Following a shortfall of AstraZeneca vaccine deliveries, key EU officials have discussed the possibility of banning dose exports in an effort to maintain supplies. But Professor James Crabtree, of the Lee Kuan Yew School of Public Policy, said the EU could open up “Pandora’s box” if enforces restrictions.
Prof Crabtree believes European Commission President Ursula von der Leyen is “really struggling” as the UK and US surge ahead with their vaccine rollouts.
He added: “There’s enormous political pressure…to begin to experiment with a kind of vaccine nationalism.
“This is, of course, very dangerous because the EU is normally one of the most responsible international actors.”
Prof Crabtree added that the EU risks starting a chain of events where countries like India do not export vaccine supplies, saying an export ban could open “Pandora’s box”.
READ MORE: UK set to send warning to EU in last-ditch bid to stop export ban
Speaking to CNBC, Prof Crabtree said other countries could respond to an export ban by prioritising vaccines for their own populations.
He told the broadcaster: “If it begins to try and restrict the flow of vaccines out of EU factories, then it opens up a Pandora’s box in which countries like India may then begin to do the same.”
Prof Crabtree believes the policy would lead to an increased risk of new Covid variants delaying vaccination rollouts.
Other scientists have flagged the need to rollout out vaccines globally in order to curb the pandemic quicker.
Valdis Dombrovskis, EU trade chief, rebuffed accusations the bloc is taking part in vaccine nationalism.
He said it was “highly unfair” to accuse the EU of hoarding jabs after data showed the bloc exported 77 million doses of the shots to 33 countries since December.
Meanwhile, 88 million doses of vaccines made in the bloc have been delivered to EU countries.
The EU has called on the UK to share vaccine doses.
Britain is said to be offering the Republic of Ireland 3.7 million coronavirus vaccines, according to the Sunday Times.
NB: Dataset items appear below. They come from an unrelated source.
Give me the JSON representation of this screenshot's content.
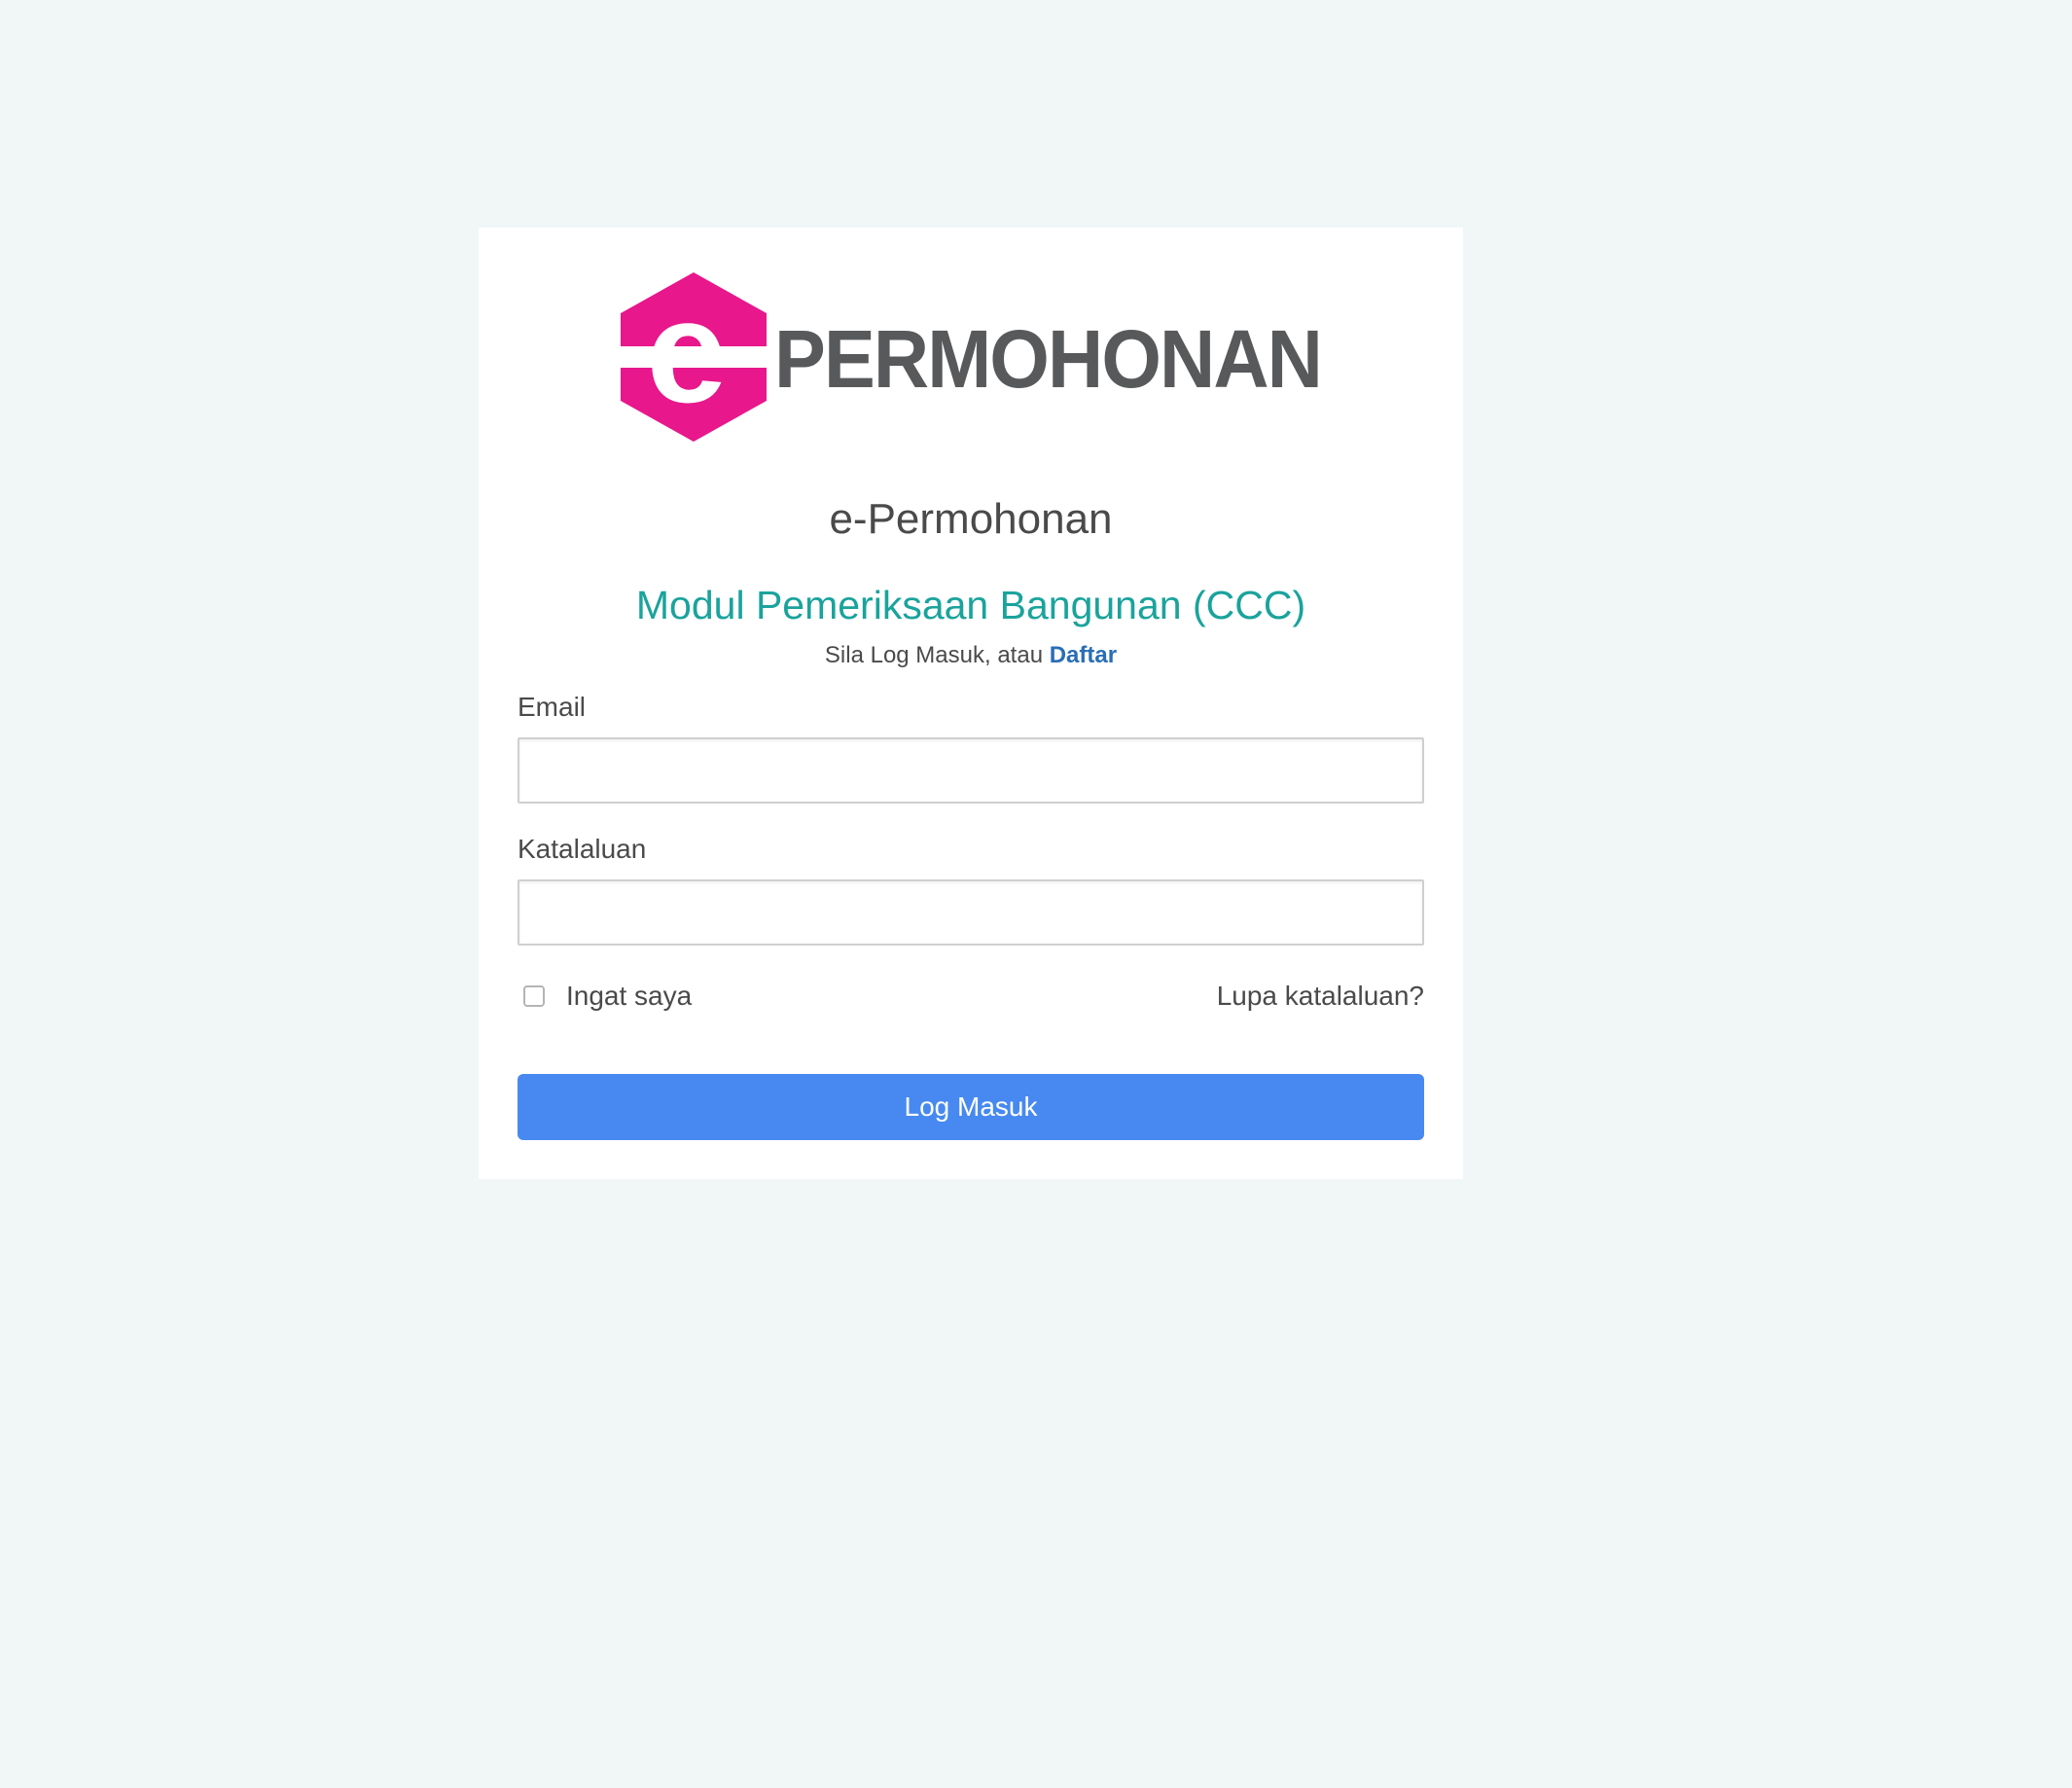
{
  "logo": {
    "letter": "e",
    "wordmark": "PERMOHONAN",
    "hex_color": "#e8178c",
    "text_color": "#58595b"
  },
  "app_title": "e-Permohonan",
  "module_title": "Modul Pemeriksaan Bangunan (CCC)",
  "subtitle": {
    "prefix": "Sila Log Masuk, atau",
    "register_link": "Daftar"
  },
  "form": {
    "email_label": "Email",
    "email_value": "",
    "password_label": "Katalaluan",
    "password_value": "",
    "remember_label": "Ingat saya",
    "remember_checked": false,
    "forgot_link": "Lupa katalaluan?",
    "submit_label": "Log Masuk"
  },
  "colors": {
    "background": "#f1f7f7",
    "module_title": "#1aa39c",
    "link": "#2a6db6",
    "button": "#4789f0"
  }
}
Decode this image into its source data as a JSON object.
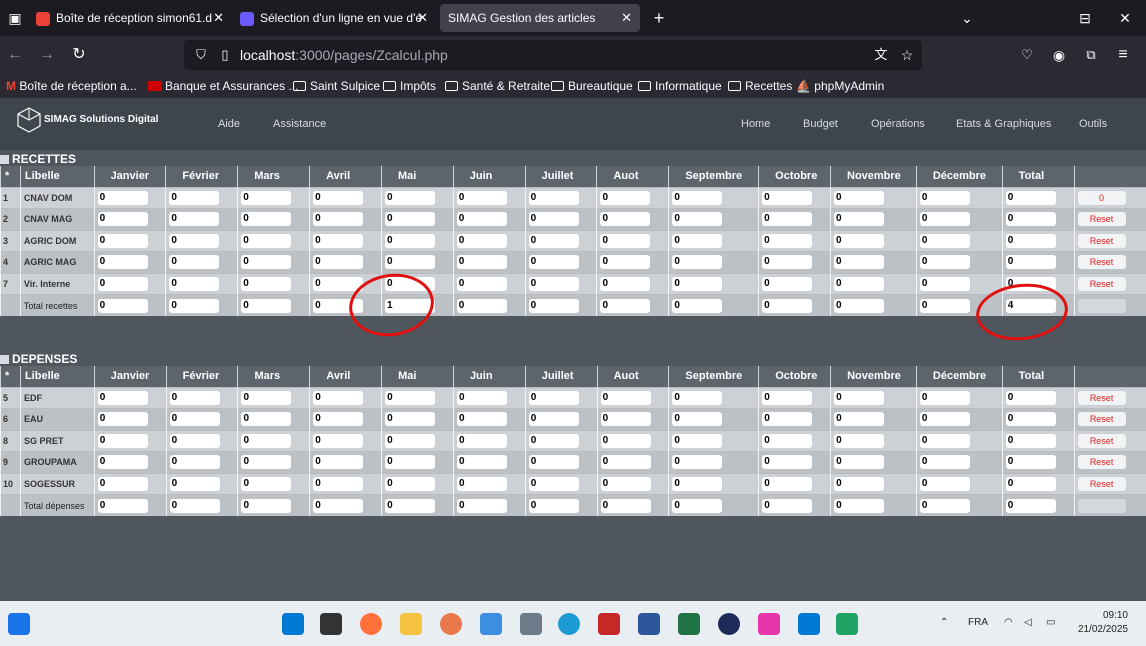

Foreign secretary Dominic Raab, chancellor of the duchy of Lancaster Michael Gove, and Northern Ireland secretary Brandon Lewis are said to have talked privately in a bid to ensure no cross-border transmission takes place.
It would mark the first time the UK had shipped vaccines to an EU nation, with one cabinet minister describing it as “a poke in the eye to Brussels”.
Another told the paper: “It is a balancing act, making sure that we have enough vaccines to give the UK’s adult population the second dose.
“Easter will be when we might be able to start offering vaccines to Ireland.”
The UK has administered more than 33.02 million doses of the coronavirus vaccine, with 30,151,287 million being first doses.
Yesterday saw the UK record 3,862 cases and 19 deaths within 28 days of a positive coronavirus test.
In total, the UK has recorded 4,333,042 cases and 126,592 deaths.